Most of my American friends support gun registration and background checks but I can only suppose they are in the minority. What can you say about a country where a woman walks through a supermarket with a shopping trolley, a semi-automatic weapon slung over her shoulder? That people turn up to protest against having to wear a surgical mask to combat covid wearing bullet-proof vests and carrying their guns? That an 18-year-old can’t buy a beer but he can buy an AR-15? Americans have a God-given right to bear arms, enshrined in the second amendment of their constitution. To some, the solution to school shootings is to arm teachers so they can shoot the assailant first, or to post armed guards at every school ground.

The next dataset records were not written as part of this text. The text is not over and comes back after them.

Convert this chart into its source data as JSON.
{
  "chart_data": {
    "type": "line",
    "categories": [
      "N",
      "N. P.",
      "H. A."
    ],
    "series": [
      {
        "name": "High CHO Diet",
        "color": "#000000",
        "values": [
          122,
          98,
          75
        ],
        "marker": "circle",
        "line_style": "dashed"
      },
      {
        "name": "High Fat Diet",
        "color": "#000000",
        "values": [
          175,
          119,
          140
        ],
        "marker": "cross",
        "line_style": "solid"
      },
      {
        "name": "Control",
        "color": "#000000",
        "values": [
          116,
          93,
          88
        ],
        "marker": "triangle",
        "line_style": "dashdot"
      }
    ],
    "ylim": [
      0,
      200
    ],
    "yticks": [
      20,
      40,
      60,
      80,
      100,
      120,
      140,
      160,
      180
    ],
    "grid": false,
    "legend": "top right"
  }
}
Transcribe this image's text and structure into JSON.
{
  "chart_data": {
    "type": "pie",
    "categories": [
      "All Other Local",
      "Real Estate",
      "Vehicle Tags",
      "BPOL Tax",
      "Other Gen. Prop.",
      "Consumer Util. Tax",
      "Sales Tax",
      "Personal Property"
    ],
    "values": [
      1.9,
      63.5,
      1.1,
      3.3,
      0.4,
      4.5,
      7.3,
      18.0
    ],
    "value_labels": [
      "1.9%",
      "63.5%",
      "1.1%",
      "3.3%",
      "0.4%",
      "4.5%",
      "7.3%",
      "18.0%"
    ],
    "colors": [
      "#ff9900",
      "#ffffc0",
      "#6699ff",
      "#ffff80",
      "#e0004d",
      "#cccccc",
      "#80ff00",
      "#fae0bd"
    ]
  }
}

It’s worth looking at this take on the American gun argument.

And as a wonderful irony, many of the same people who insist on keeping their guns are also ‘pro-life’ – that is, anti-abortion, anti-birth control. They have more concern for collections of cells that might eventually become people than living, breathing, little humans.

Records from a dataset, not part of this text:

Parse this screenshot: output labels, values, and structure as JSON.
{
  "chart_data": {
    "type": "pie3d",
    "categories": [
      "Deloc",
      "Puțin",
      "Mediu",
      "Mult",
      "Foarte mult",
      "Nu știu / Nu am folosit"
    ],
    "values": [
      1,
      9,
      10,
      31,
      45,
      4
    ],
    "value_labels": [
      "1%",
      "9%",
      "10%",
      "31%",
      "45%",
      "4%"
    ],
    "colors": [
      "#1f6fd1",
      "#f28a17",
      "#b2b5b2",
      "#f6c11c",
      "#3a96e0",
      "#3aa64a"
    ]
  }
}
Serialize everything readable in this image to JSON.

Please understand that Australians can buy guns. Farmers clearly need to have guns. So do people who belong to shooting clubs, as long as they’re not mentally deranged or criminals. But nobody but the military needs to have an assault rifle. Let’s face it, guns have only one purpose – to kill.

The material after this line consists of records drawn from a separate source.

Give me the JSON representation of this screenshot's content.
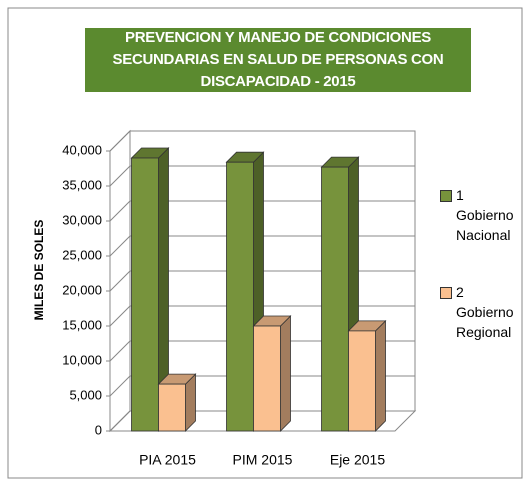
{
  "chart_data": {
    "type": "bar3d",
    "title": "PREVENCION Y MANEJO DE CONDICIONES SECUNDARIAS EN SALUD DE PERSONAS CON DISCAPACIDAD - 2015",
    "y_label": "MILES DE SOLES",
    "categories": [
      "PIA 2015",
      "PIM 2015",
      "Eje 2015"
    ],
    "series": [
      {
        "name": "1 Gobierno Nacional",
        "color": "#77933c",
        "values": [
          39000,
          38400,
          37700
        ]
      },
      {
        "name": "2 Gobierno Regional",
        "color": "#fac090",
        "values": [
          6700,
          15000,
          14300
        ]
      }
    ],
    "ylim": [
      0,
      40000
    ],
    "yticks": [
      0,
      {
        "value": 5000,
        "label": "5,000"
      },
      {
        "value": 10000,
        "label": "10,000"
      },
      {
        "value": 15000,
        "label": "15,000"
      },
      {
        "value": 20000,
        "label": "20,000"
      },
      {
        "value": 25000,
        "label": "25,000"
      },
      {
        "value": 30000,
        "label": "30,000"
      },
      {
        "value": 35000,
        "label": "35,000"
      },
      {
        "value": 40000,
        "label": "40,000"
      }
    ],
    "grid": true,
    "legend": "right"
  }
}
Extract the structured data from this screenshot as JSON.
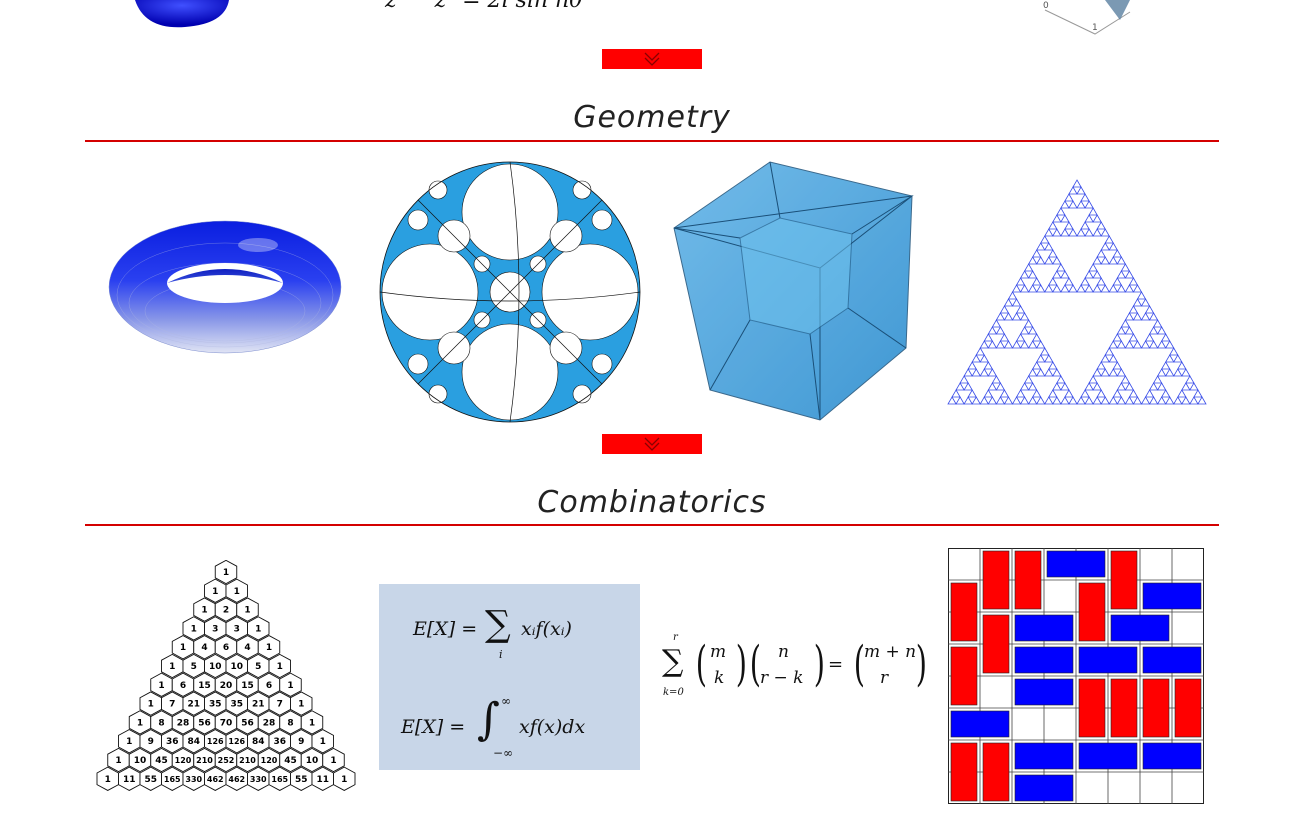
{
  "sections": {
    "geometry": {
      "title": "Geometry"
    },
    "combinatorics": {
      "title": "Combinatorics"
    }
  },
  "top_strip": {
    "formula_fragment_left": "z",
    "formula_fragment_main": "zⁿ = 2i sin nθ",
    "plot_tick_0": "0",
    "plot_tick_1": "1"
  },
  "combinatorics": {
    "pascal_rows": [
      [
        1
      ],
      [
        1,
        1
      ],
      [
        1,
        2,
        1
      ],
      [
        1,
        3,
        3,
        1
      ],
      [
        1,
        4,
        6,
        4,
        1
      ],
      [
        1,
        5,
        10,
        10,
        5,
        1
      ],
      [
        1,
        6,
        15,
        20,
        15,
        6,
        1
      ],
      [
        1,
        7,
        21,
        35,
        35,
        21,
        7,
        1
      ],
      [
        1,
        8,
        28,
        56,
        70,
        56,
        28,
        8,
        1
      ],
      [
        1,
        9,
        36,
        84,
        126,
        126,
        84,
        36,
        9,
        1
      ],
      [
        1,
        10,
        45,
        120,
        210,
        252,
        210,
        120,
        45,
        10,
        1
      ],
      [
        1,
        11,
        55,
        165,
        330,
        462,
        462,
        330,
        165,
        55,
        11,
        1
      ]
    ],
    "expectation": {
      "lhs": "E[X] =",
      "sum_sym": "∑",
      "sum_index": "i",
      "sum_term": "xᵢf(xᵢ)",
      "int_sym": "∫",
      "int_upper": "∞",
      "int_lower": "−∞",
      "int_term": "xf(x)dx"
    },
    "vandermonde": {
      "sum_sym": "∑",
      "upper": "r",
      "lower": "k=0",
      "b1_top": "m",
      "b1_bot": "k",
      "b2_top": "n",
      "b2_bot": "r − k",
      "eq": "=",
      "b3_top": "m + n",
      "b3_bot": "r"
    }
  },
  "colors": {
    "accent": "#ff0000",
    "rule": "#d40000",
    "domino_red": "#ff0000",
    "domino_blue": "#0000ff",
    "box": "#c8d6e8"
  },
  "icons": {
    "expand": "double-chevron-down-icon"
  }
}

I’d better get off the soap box now before I hurt myself.

Here in Australia we have a new government facing a formidable array of challenges. How well it performs remains to be seen but Prime Minister Albanese acquitted himself well in his rushed foray onto the international stage. He was sworn in on Monday after his win on Saturday so he could join other world leaders in Japan. He was welcomed by the Quad military alliance (USA, Japan, India, and Australia) and the Indo-Pacific economic group comprising the US, Australia, India, Japan, South Korea, New Zealand, Brunei, Indonesia, Malaysia, the Philippines, Singapore, Thailand and Vietnam. After a couple of years of Chinese officials refusing to talk to anyone in the Australian Government, China’s Premier Li offered Mr Albanese congratulations on his win and hinted at a thawing of relationships (presumably if Australia reneged its recalcitrant position). Mr Albanese must have disappointed him. He informed the Chinese that closer relations may be possible if they lift the unreasonable tariffs on Australian goods, and he sent off Foreign Minister Penny Wong to work on relations with our Pacific Island neighbours (unlike the Chinese, Australia is offering help with no strings attached). The first boat load of ‘asylum seekers’ was sent back to Sri Lanka with the warning that Australian border policy will not change – if you come here illegally, you cannot stay.

Back on the home front the challenges facing the new government remain. I wish Mr Albanese the very best of luck for the good of the country.

* By Picanox – Own work, CC BY-SA 4.0,

2 Responses

  1. Monica

    In one of those lovely (ugly) bit of iron, many of our righteous religious complained about our president using the phrase “In the Name of God”

    • Greta

      I suppose they’re part of the ‘thoughts and prayers’ brigade.